Da análise dos fatos e das provas periciais, incluindo os laudos da necrópsia e os laudos médicos no menino ferido, a Promotora de Justiça Andréia Tonin concluiu por denunciar o suspeito pelos crimes relacionados abaixo.

    • Contra a filha de 13 anos: homicídio com as qualificadoras de feminicídio – por ter sido praticado contra uma vítima do sexo feminino, por razões relacionadas à sua condição feminina e dentro do contexto de relação familiar – por motivo fútil, com uso de recurso que dificultou a defesa da vítima e por meio cruel, pelo uso do fogo para matá-la.

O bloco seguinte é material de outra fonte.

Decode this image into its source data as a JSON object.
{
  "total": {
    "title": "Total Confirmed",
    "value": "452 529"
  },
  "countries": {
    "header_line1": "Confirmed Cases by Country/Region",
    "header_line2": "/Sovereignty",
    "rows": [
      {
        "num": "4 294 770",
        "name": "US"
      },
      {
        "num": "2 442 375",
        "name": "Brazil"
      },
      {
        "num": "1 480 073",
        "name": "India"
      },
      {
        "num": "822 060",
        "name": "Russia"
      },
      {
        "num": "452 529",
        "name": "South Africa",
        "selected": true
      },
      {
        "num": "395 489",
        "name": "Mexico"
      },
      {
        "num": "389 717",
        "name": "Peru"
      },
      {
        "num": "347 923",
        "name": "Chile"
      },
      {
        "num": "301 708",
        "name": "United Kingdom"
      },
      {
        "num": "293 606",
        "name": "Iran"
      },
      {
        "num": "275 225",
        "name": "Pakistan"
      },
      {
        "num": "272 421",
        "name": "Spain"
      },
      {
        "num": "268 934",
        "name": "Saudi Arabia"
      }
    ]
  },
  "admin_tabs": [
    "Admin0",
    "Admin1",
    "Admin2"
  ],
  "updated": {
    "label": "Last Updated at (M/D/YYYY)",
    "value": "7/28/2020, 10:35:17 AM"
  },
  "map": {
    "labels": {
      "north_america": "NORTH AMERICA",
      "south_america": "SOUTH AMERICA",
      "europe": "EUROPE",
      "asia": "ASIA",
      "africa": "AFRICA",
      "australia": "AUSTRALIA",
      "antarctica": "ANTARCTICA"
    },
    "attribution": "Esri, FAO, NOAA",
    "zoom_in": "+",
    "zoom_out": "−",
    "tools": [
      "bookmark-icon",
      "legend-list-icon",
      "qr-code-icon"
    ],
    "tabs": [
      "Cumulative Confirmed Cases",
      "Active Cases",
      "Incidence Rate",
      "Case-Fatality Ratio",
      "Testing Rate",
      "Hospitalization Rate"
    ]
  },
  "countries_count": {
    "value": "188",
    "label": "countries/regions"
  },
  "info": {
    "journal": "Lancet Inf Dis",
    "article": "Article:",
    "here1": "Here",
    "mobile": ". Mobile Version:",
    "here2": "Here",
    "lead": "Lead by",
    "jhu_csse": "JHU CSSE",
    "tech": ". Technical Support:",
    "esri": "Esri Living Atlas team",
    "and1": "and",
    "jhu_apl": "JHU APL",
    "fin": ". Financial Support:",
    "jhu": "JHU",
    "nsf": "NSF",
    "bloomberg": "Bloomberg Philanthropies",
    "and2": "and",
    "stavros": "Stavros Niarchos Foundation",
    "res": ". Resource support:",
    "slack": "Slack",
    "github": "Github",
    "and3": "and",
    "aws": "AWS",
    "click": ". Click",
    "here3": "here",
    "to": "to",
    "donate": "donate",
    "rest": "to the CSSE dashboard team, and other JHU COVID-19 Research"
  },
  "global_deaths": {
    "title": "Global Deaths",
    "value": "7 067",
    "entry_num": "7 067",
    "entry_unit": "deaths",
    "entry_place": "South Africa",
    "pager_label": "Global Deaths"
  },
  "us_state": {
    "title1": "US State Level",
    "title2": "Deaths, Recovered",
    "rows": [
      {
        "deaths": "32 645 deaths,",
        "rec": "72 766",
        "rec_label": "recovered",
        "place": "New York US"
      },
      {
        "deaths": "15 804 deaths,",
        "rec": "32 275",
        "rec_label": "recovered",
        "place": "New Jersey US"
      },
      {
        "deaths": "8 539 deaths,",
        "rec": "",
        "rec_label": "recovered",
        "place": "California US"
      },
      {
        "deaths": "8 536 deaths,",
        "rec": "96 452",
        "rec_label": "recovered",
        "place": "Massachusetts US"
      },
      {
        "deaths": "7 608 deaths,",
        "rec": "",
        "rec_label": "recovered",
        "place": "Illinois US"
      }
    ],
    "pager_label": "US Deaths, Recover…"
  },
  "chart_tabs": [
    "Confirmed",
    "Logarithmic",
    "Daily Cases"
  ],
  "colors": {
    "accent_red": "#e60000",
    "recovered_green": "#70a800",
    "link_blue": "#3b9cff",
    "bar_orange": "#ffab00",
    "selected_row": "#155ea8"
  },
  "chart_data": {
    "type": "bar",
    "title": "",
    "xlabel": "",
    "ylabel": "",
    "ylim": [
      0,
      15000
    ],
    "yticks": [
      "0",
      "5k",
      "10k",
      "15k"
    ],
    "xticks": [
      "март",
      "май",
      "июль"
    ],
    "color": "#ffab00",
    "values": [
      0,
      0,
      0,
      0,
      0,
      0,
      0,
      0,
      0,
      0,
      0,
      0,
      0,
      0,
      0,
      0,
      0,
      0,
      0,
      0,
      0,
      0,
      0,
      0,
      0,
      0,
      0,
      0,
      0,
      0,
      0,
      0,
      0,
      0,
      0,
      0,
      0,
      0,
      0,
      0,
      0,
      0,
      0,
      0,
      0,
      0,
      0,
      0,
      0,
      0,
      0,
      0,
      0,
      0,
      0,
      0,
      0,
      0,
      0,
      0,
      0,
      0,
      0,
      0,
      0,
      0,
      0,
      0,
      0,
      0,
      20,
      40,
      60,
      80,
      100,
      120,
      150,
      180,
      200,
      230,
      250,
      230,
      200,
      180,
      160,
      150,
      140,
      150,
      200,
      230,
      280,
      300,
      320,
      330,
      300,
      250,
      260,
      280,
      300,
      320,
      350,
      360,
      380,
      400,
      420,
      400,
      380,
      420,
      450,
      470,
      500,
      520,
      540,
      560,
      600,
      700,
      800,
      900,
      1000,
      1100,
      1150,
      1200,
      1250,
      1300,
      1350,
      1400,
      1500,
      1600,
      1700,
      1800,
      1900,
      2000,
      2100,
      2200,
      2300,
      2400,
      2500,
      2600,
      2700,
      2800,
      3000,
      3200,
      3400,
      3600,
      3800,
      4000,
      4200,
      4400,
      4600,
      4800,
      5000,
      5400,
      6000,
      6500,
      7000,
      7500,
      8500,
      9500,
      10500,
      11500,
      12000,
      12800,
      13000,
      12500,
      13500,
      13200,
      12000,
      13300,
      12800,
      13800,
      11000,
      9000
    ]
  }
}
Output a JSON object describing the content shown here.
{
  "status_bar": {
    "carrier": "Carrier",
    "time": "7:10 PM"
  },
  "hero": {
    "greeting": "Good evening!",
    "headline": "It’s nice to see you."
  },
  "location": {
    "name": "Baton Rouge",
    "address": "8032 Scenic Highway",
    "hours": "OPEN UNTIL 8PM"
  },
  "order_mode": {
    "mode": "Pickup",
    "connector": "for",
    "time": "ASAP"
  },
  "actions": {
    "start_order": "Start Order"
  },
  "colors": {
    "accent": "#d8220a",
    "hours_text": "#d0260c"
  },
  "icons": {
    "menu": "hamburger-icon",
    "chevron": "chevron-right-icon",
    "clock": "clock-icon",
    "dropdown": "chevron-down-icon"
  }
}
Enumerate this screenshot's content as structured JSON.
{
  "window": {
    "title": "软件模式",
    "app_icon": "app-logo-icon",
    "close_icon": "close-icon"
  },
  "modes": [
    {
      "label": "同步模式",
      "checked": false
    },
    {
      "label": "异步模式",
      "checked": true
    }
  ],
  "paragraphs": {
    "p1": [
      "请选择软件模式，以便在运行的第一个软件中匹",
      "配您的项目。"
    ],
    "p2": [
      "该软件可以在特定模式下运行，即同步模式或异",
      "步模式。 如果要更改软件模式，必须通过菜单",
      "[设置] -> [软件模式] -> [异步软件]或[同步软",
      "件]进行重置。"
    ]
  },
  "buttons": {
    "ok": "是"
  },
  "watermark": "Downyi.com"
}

    • Contra as outras duas filhas, de 11 e 10 anos: dois homicídios tentados qualificados como feminicídio, com uso de recurso que dificultou a defesa das vítimas e por motivo fútil.
    • Contra os três filhos de cinco, sete e oito anos de idade: três homicídios tentados qualificados por motivo fútil e uso de meios que dificultaram a defesa das vítimas.
    • Incêndio criminoso, com o agravante de ter sido provocado em uma residência habitada e colocando risco a outros bens móveis e imóveis próximos e à vida de outros.